A New York development agency has approved a request by Metropolitan Life to move many of its home office functions back to Manhattan, just 5 years after it moved most of its headquarters employees across the East River.
On Nov. 14, the city's Industrial Development Agency agreed to let MetLife back out of a 2001 agreement under which it moved many operations to Long Island City in the borough of Queens.

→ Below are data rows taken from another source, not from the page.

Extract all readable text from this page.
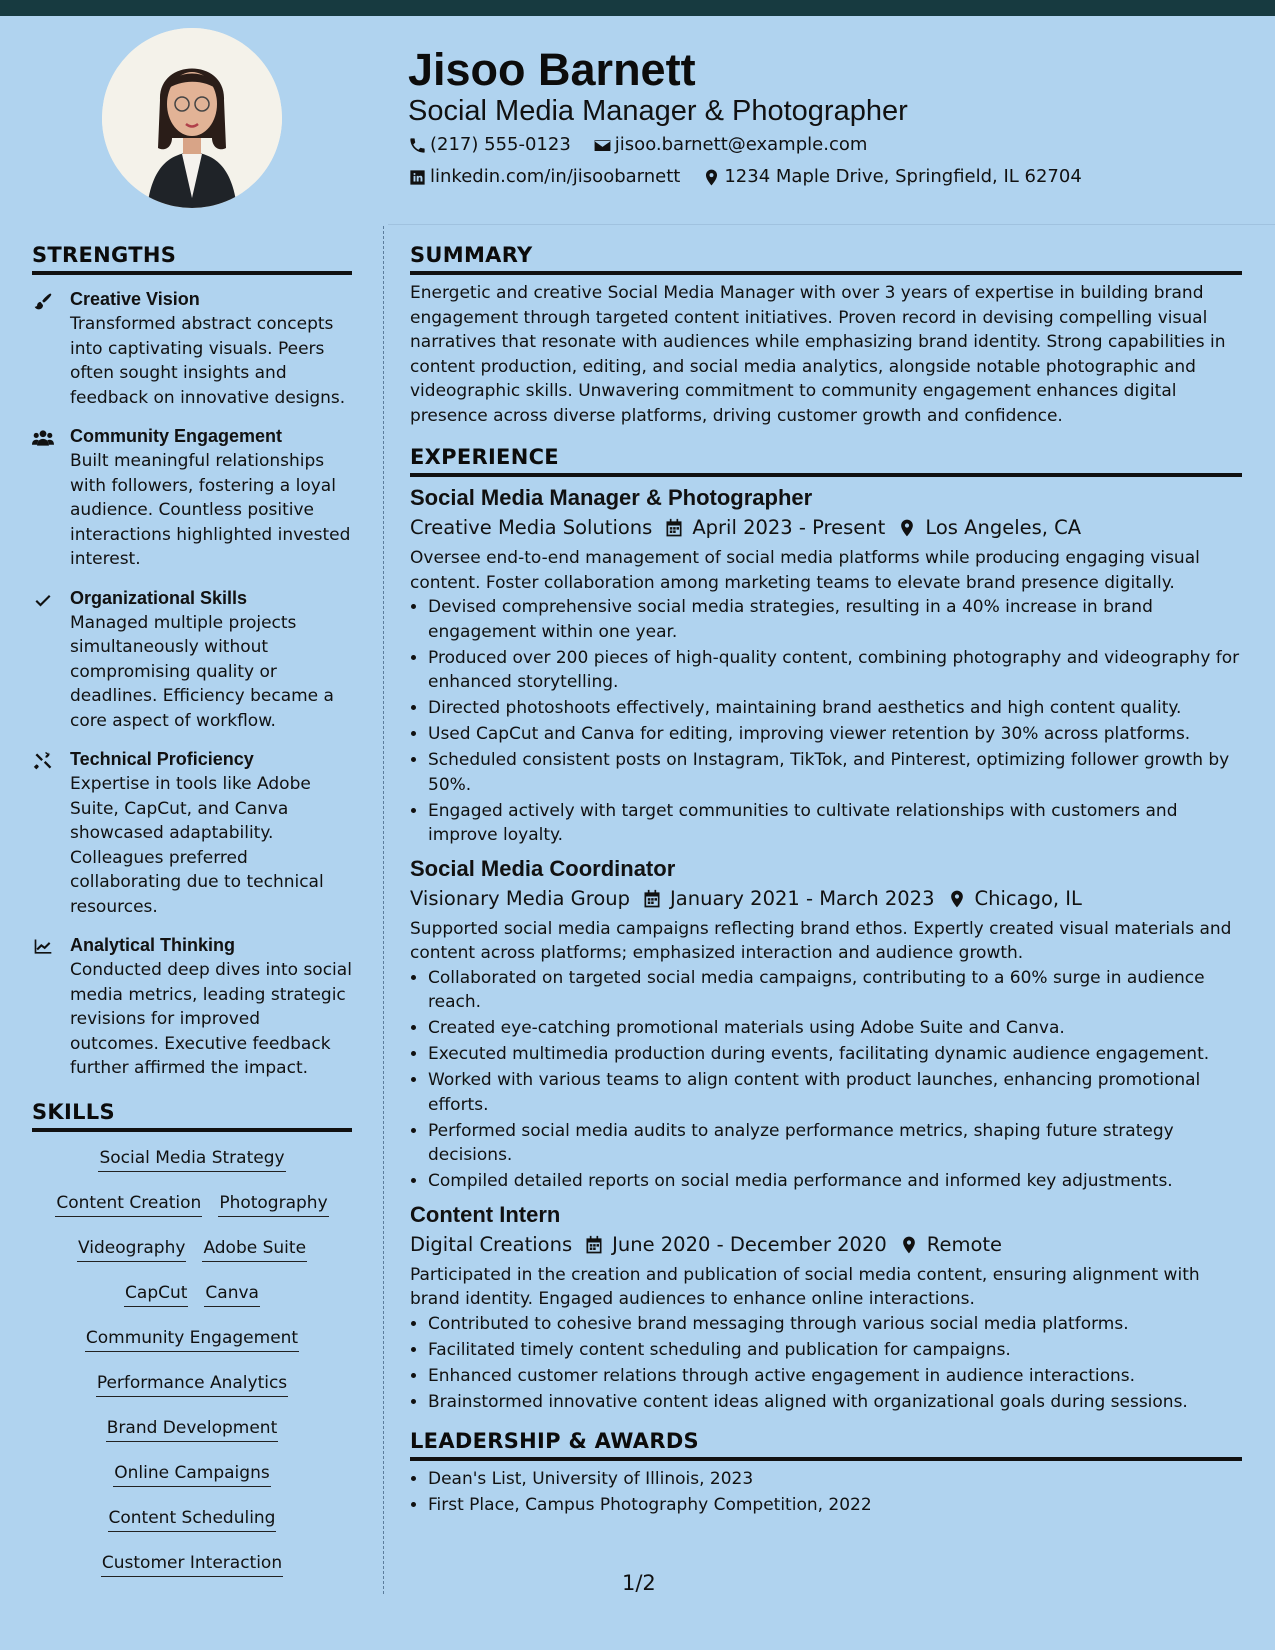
Jisoo Barnett
Social Media Manager & Photographer
(217) 555-0123 jisoo.barnett@example.com
linkedin.com/in/jisoobarnett 1234 Maple Drive, Springfield, IL 62704
STRENGTHS
Creative Vision
Transformed abstract concepts into captivating visuals. Peers often sought insights and feedback on innovative designs.
Community Engagement
Built meaningful relationships with followers, fostering a loyal audience. Countless positive interactions highlighted invested interest.
Organizational Skills
Managed multiple projects simultaneously without compromising quality or deadlines. Efficiency became a core aspect of workflow.
Technical Proficiency
Expertise in tools like Adobe Suite, CapCut, and Canva showcased adaptability. Colleagues preferred collaborating due to technical resources.
Analytical Thinking
Conducted deep dives into social media metrics, leading strategic revisions for improved outcomes. Executive feedback further affirmed the impact.
SKILLS
Social Media Strategy
Content Creation Photography
Videography Adobe Suite
CapCut Canva
Community Engagement
Performance Analytics
Brand Development
Online Campaigns
Content Scheduling
Customer Interaction
SUMMARY
Energetic and creative Social Media Manager with over 3 years of expertise in building brand engagement through targeted content initiatives. Proven record in devising compelling visual narratives that resonate with audiences while emphasizing brand identity. Strong capabilities in content production, editing, and social media analytics, alongside notable photographic and videographic skills. Unwavering commitment to community engagement enhances digital presence across diverse platforms, driving customer growth and confidence.
EXPERIENCE
Social Media Manager & Photographer
Creative Media Solutions April 2023 - Present Los Angeles, CA
Oversee end-to-end management of social media platforms while producing engaging visual content. Foster collaboration among marketing teams to elevate brand presence digitally.
• Devised comprehensive social media strategies, resulting in a 40% increase in brand engagement within one year.
• Produced over 200 pieces of high-quality content, combining photography and videography for enhanced storytelling.
• Directed photoshoots effectively, maintaining brand aesthetics and high content quality.
• Used CapCut and Canva for editing, improving viewer retention by 30% across platforms.
• Scheduled consistent posts on Instagram, TikTok, and Pinterest, optimizing follower growth by 50%.
• Engaged actively with target communities to cultivate relationships with customers and improve loyalty.
Social Media Coordinator
Visionary Media Group January 2021 - March 2023 Chicago, IL
Supported social media campaigns reflecting brand ethos. Expertly created visual materials and content across platforms; emphasized interaction and audience growth.
• Collaborated on targeted social media campaigns, contributing to a 60% surge in audience reach.
• Created eye-catching promotional materials using Adobe Suite and Canva.
• Executed multimedia production during events, facilitating dynamic audience engagement.
• Worked with various teams to align content with product launches, enhancing promotional efforts.
• Performed social media audits to analyze performance metrics, shaping future strategy decisions.
• Compiled detailed reports on social media performance and informed key adjustments.
Content Intern
Digital Creations June 2020 - December 2020 Remote
Participated in the creation and publication of social media content, ensuring alignment with brand identity. Engaged audiences to enhance online interactions.
• Contributed to cohesive brand messaging through various social media platforms.
• Facilitated timely content scheduling and publication for campaigns.
• Enhanced customer relations through active engagement in audience interactions.
• Brainstormed innovative content ideas aligned with organizational goals during sessions.
LEADERSHIP & AWARDS
• Dean's List, University of Illinois, 2023
• First Place, Campus Photography Competition, 2022
1/2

The IDA board effectively excused the company from paying a $24 million penalty it would have incurred by reneging on the agreement, under which it was to keep most of the operations in Long Island City until at least 2021.
Under the amended deal, MetLife would keep at least 85% of its 1,700 employees in Long Island City in place through June 2008. After that, it would keep at least 30% of its employees, or roughly 500, there through December 2014.
The deal calls on MetLife to make a one-time repayment of $5 million to IDA if its occupancy in Long Island City falls below the levels required by the agreement.
The revised agreement also extends MetLife's commitment to keep its headquarters in New York City to 2026 from 2021. Keeping MetLife in New York was a major objective of the original agreement, according to a 2001 statement by then-Mayor Rudolph Giuliani.
The original deal offered MetLife over $26 million in tax and energy incentives for moving to Queens. In return for the IDA's approval of the changes, the company now will forfeit around $13.4 million of those incentives.
Although MetLife would not comment on the reasons for its change of mind, published reports suggest executives were unhappy about slow development of the Queens Plaza neighborhood where the company's offices are located. Employees also reportedly complained about a lack of good restaurants and of convenient public transportation.